Our second day in Kivu, we headed out to ‘Kwita Izina,’ the annual gorilla naming ceremony, which was a highlight of the trip. This year was the 10th edition of the event to name the mountain Gorillas, which are pretty much extinct elsewhere in the world. Thousands of conservationists and other tourists from around the world came to see the show, and although the real Gorillas couldn’t be there (they’re not the most sociable creatures, being that they’re endangered and all…I kid. Their habitat is in the mountains, and they obviously can’t be left to run amuck around people), there were people dressed up as Gorillas that crawled around and went on stage as the ceremony went on. Apart from getting quite sunburned, it was an amazing day, with performances from comedians, singers and acrobats. After a long day, we then headed back to Kigali. What I learnt: Eco-Tourism is a huge money-maker!
This was the heaviest day. We went to the Genocide Memorial Centre to see the exhibits and the mass graves of some of the people found. For a country that went through such a horrible experience, I was most impressed by the way they have handled the aftermath. They no longer believe in, or refer to any tribal differences. Everyone is Rwandese/Rwandan. No identification papers say Hutu, or Tutsi, or Luo, and they almost get offended if you ask what they are.

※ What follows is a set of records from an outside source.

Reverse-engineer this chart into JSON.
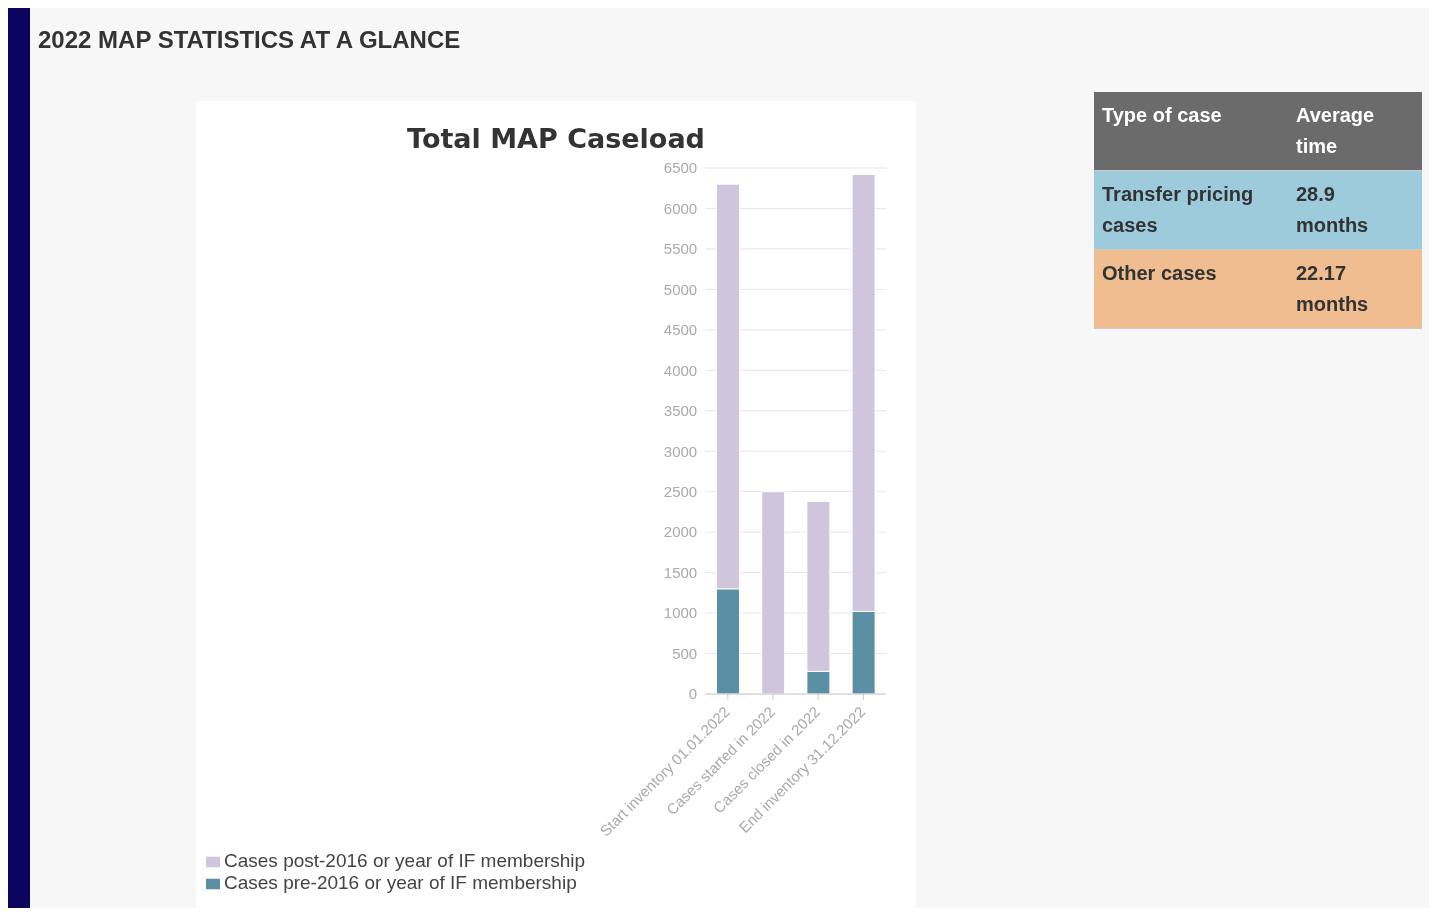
{
  "chart_data": [
    {
      "type": "bar",
      "title": "Total MAP Caseload",
      "annotations": [
        "2022 MAP STATISTICS AT A GLANCE"
      ],
      "categories": [
        "Start inventory 01.01.2022",
        "Cases started in 2022",
        "Cases closed in 2022",
        "End inventory 31.12.2022"
      ],
      "stacked": true,
      "series": [
        {
          "name": "Cases pre-2016 or year of IF membership",
          "color": "#5b8fa3",
          "values": [
            1300,
            0,
            280,
            1020
          ]
        },
        {
          "name": "Cases post-2016 or year of IF membership",
          "color": "#cfc6de",
          "values": [
            5000,
            2500,
            2100,
            5400
          ]
        }
      ],
      "ylim": [
        0,
        6500
      ],
      "yticks": [
        0,
        500,
        1000,
        1500,
        2000,
        2500,
        3000,
        3500,
        4000,
        4500,
        5000,
        5500,
        6000,
        6500
      ],
      "grid": "y",
      "legend": "bottom left"
    },
    {
      "type": "other",
      "annotations": [
        "Type of case",
        "Average time",
        "Transfer pricing cases",
        "28.9 months",
        "Other cases",
        "22.17 months"
      ]
    }
  ]
}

It was definitely an emotional day here, and for anyone visiting, I’d say save this till the last day before you leave, because it’s emotionally draining. The way they’ve preserved their history and made sure that they still forge ahead and heal a bit more each day is probably the most remarkable example of human strength I’ve ever seen. After that, we went back to the hotel and then out to Khana Khazana, an Indian restaurant I would definitely recommend to tourists. What I learnt: As a Nigerian, in these harrowing times, comparing and contrasting what BH is doing, and seeing what happened during the genocide is enough to make a grown man cry.

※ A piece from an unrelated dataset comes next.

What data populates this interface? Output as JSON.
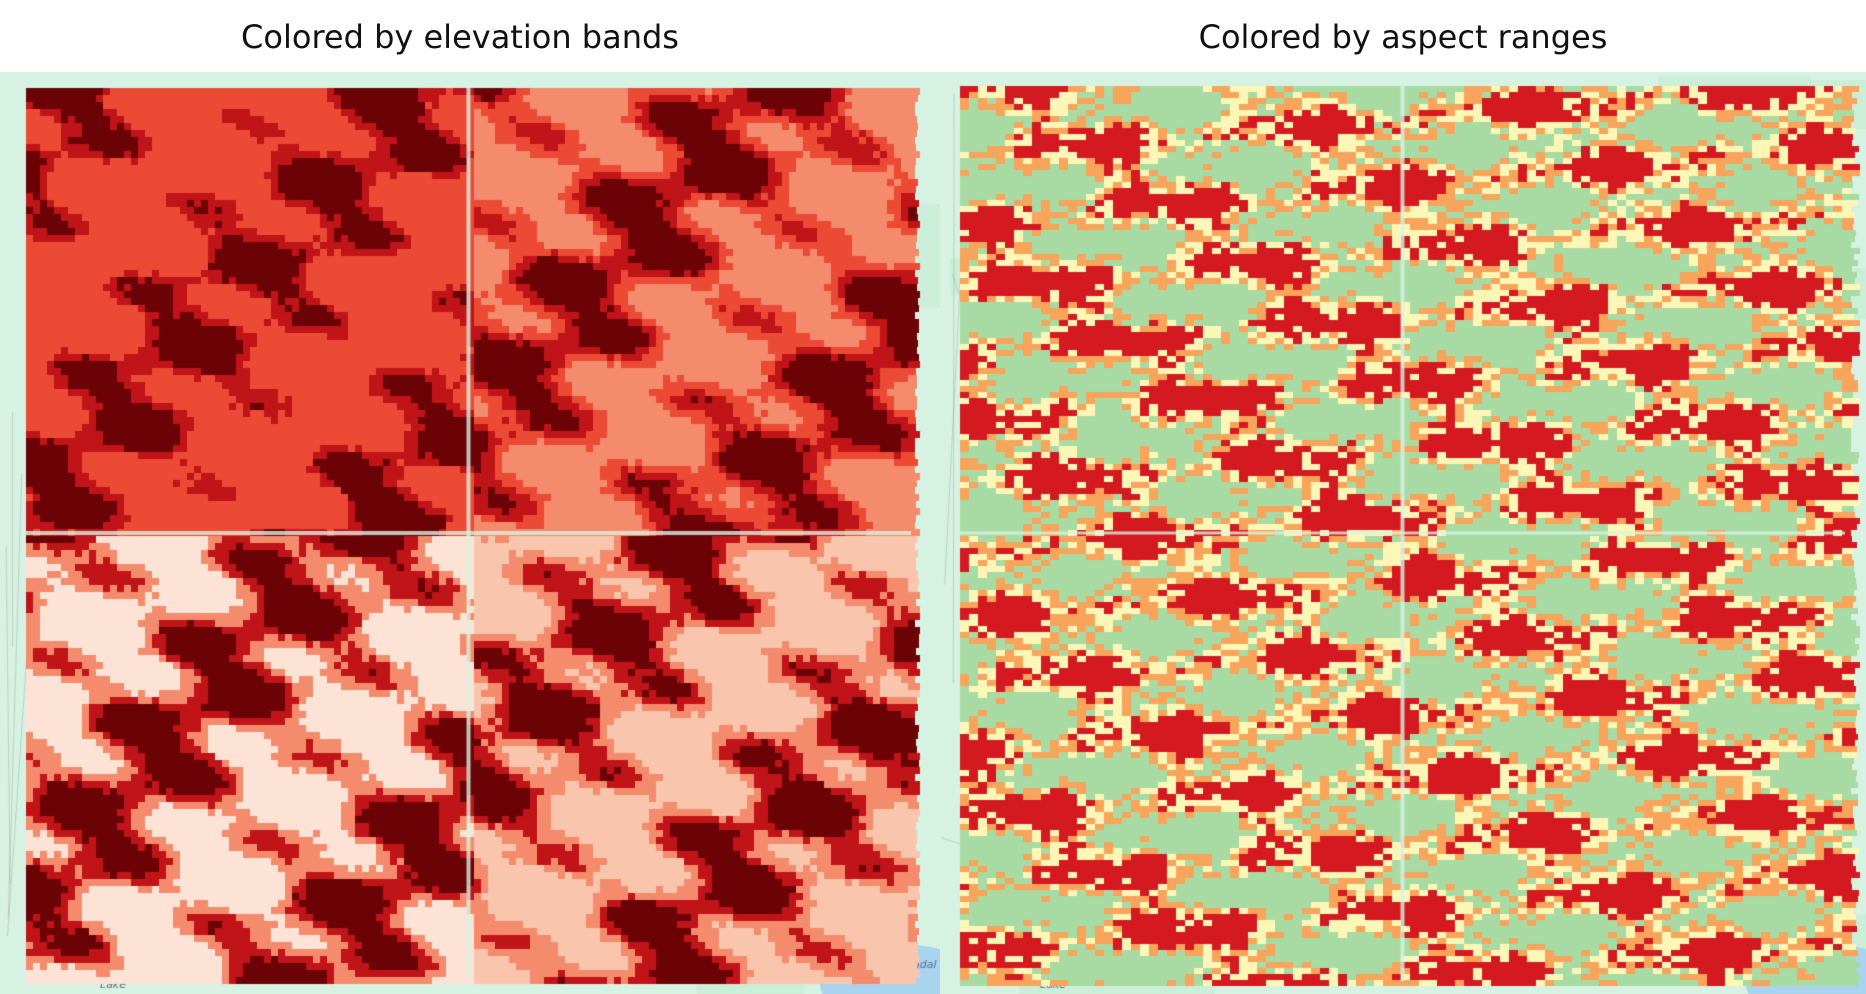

Our final day in Rwanda. My flight was in the afternoon, so we had time to go to the Ikaze Showroom in the city to buy some souvenirs before going back home. Let me warn you, even the best haggler would have a tough time with the ladies at the showroom! They have a great variety of items though, so I wasn’t too mad. After this, off to the airport we went to return home.
Rwanda was an awesome experience. An even though I was working most of the time, I will never forget the warmth of the people, the beauty of the culture, the strength of the nation, and the progress they keep working towards. Despite a horrible past, they refuse to let it define them, instead making sure they exceed expectations and build a new future, through industry and tourism. I look forward to going back for another (work-free) visit, and going to hang out with some of the gorillas in the mountains this time. What I learnt: Haggling is for the brave. I am not brave!
Definitely go visit Rwanda. Even if you stay in Kigali most of the time, there’s a lot to do, and the people are honest, warm and helpful. Keep in mind that this is not the place for a ‘mad clubbing’ vacay, but you can definitely find interesting activities to do and still have a relaxing time. Murakoze Cyane (that’s “Thank you very much” in Kinyarwanda) for the good times, Rwanda. I’ll definitely be seeing you again!